Her mother’s gown was black as sin as night as death, strung with a billion tiny points of light. They shone from within, out through the shroud of her gown, like pinpricks in a curtain drawn against the sun. She was beautiful. Terrible. Her eyes were as black as her dress, deeper than oceans. Her skin was pale and bright as stars.

She had Alinne Corvere’s face. But Mia knew, in that dreaming, knowing kind of way, that this wasn’t her real face. Because the Night had no face at all.

And across the infinite grey, he waited for them.

Her father.

He was clad all in white, so bright and sharp it hurt Mia’s eyes to look at him. But she looked all the same. He stared back as she and her mother approached, three eyes fixed on her, red and yellow and blue. He was handsome, she had to admit – almost painfully so. Black curls dusted with just the faintest hints of grey at his temples. Shoulders broad, bronze skin contrasting sharply with the snow white of his robes.

He had Julius Scaeva’s face. But Mia knew, in that dreaming, knowing kind of way, that this wasn’t his real face, either.

Four young women stood about him. One wreathed in flame and another shrouded in waves and the third wearing only the wind. The fourth was sleeping on the floor, clad in autumn leaves. The wakeful trio stared at Mia with bitter, unveiled malice.

‘Husband,’ her mother said.

‘Wife,’ her father replied.

They stood there in silence, the six of them, and Mia could have heard her heart thumping in her chest, if only she’d had one.

‘I missed you,’ her mother finally sighed.

The silence grew so complete, it was deafening.

‘This is he?’ her father asked.

‘You know it is,’ her mother replied.

And Mia wanted to speak then, to say she wasn’t a he but a she. But looking down, the child saw the strangest thing reflected in the mirrored stone/glass/ice at her feet.

She saw herself, as she saw herself – pale skin and long dark hair draped over thin shoulders and eyes of burning white. But looming at her back, she saw a figure cut from the darkness, black as her mother’s gown.

It peered at her with its not-eyes, its form shivering and shifting like lightless flame.
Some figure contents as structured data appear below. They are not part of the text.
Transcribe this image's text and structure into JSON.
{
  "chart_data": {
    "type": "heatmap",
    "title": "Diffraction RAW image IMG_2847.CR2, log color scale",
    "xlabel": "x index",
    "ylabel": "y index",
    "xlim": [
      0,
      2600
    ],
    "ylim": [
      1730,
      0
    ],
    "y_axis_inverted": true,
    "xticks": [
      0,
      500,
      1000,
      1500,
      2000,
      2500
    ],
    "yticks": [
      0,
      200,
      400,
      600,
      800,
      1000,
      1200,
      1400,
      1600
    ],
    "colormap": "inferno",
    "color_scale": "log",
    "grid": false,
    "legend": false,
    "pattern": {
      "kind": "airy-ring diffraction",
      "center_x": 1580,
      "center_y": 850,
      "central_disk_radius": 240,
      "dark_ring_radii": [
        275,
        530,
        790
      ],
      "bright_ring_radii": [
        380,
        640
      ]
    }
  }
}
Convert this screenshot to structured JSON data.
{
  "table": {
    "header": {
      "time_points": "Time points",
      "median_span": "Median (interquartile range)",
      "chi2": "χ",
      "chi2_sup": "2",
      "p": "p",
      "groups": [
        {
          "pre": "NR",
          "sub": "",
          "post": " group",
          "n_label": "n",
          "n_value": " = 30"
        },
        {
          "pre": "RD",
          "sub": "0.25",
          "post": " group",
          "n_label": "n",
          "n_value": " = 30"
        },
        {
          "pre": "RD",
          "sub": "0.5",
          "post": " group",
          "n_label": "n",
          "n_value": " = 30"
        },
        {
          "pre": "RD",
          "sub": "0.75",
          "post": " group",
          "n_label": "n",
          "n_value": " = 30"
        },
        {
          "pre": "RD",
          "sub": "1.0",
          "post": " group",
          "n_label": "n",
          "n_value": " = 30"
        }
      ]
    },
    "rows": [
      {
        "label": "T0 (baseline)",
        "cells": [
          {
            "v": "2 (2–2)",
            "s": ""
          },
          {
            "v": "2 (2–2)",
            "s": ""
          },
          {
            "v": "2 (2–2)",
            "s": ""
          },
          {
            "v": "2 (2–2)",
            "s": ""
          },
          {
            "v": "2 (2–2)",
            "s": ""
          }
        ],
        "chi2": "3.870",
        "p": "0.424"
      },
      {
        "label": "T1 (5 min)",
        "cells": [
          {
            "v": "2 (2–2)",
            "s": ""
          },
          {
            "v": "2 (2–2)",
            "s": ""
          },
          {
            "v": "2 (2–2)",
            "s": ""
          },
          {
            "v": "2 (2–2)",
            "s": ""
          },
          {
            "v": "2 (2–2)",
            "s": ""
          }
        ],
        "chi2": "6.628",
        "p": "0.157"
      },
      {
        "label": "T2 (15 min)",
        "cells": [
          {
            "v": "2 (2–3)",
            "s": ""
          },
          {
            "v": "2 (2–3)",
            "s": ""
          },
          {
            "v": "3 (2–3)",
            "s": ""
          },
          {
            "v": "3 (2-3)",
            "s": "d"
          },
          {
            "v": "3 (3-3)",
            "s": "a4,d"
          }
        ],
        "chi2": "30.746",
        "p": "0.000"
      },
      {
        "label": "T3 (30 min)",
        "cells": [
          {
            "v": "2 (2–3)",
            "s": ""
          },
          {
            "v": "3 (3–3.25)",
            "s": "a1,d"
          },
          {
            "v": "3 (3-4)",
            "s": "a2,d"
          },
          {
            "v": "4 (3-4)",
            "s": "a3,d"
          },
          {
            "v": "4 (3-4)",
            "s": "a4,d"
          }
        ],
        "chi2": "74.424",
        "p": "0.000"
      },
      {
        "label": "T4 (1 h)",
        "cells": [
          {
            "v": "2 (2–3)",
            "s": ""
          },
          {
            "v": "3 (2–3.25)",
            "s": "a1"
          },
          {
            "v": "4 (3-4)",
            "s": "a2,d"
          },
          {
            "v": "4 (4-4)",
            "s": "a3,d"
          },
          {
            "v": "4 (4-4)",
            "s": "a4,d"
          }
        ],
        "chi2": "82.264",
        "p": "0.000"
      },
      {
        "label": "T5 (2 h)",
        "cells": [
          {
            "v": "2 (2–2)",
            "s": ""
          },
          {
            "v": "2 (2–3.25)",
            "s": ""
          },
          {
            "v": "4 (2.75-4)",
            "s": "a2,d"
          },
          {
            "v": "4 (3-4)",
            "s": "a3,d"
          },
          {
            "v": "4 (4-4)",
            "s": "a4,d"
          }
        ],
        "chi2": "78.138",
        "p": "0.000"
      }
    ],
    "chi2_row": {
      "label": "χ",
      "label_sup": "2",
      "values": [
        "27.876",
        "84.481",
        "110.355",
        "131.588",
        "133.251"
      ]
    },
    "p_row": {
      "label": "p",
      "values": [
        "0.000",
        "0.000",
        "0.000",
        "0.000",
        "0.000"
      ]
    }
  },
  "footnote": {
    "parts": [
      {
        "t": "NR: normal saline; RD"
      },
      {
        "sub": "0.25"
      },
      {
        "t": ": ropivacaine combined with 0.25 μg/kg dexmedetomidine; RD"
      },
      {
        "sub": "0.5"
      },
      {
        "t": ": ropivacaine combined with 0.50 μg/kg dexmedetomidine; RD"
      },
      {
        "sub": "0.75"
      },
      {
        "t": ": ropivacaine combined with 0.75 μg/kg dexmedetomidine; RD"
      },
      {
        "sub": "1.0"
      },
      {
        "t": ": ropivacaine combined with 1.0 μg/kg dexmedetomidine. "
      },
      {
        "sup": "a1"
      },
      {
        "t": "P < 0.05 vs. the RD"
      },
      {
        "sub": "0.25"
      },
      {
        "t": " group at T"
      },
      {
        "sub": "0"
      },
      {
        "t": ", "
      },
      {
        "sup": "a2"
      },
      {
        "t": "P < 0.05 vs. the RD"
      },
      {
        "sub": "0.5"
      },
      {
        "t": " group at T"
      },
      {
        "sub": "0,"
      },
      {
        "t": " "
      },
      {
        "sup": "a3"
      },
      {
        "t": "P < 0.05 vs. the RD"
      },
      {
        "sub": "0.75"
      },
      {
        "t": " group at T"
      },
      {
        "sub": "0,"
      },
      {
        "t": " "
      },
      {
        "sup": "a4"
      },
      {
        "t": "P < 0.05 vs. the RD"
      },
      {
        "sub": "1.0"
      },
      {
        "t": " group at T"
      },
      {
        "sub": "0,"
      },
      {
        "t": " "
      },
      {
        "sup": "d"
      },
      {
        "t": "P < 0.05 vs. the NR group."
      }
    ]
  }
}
Tongues of dark fire rippled from its shoulders, the top of its crown, as if it were a candle burning. On its forehead, a silver circle was scribed. And like a look ing glass, that circle caught the light from her father’s robes and reflected it back, the radiance as pale and bright as Mia’s eyes.

And looking into that single, perfect circle, Mia understood what moonlight was.

‘I will never forgive you for this,’ her father said.

‘I will never ask you to,’ her mother replied.

‘I will suffer no rival.’

‘And I no threats.’

‘I am greater.’

‘But I was first. And I trust your hollow victory will keep you warm in the night.’

Her father looked down at her, his smile dark as bruises.

‘Would you like to know what keeps me warm in the night, little one?’

Mia looked down at her reflection again. Watched the pale circle at her brow shatter into a thousand glittering shards. The shadow at her feet splintered, splayed in every direction, maddening patterns surging, seething, the night-thing shapes of cats and wolves and serpents and crows and the shapes of nothing at all. Ink-black tendrils sprouted from her back like wings, razors of darkness from every fingertip. She could hear screaming, growing louder and louder.

Realizing at last that the voice was her own.

‘The many were one,’ her mother said. ‘And will be again.’

But her father shook his head.

‘In every possible sense, you are my daughter.’

He held up a black pawn on his burning palm.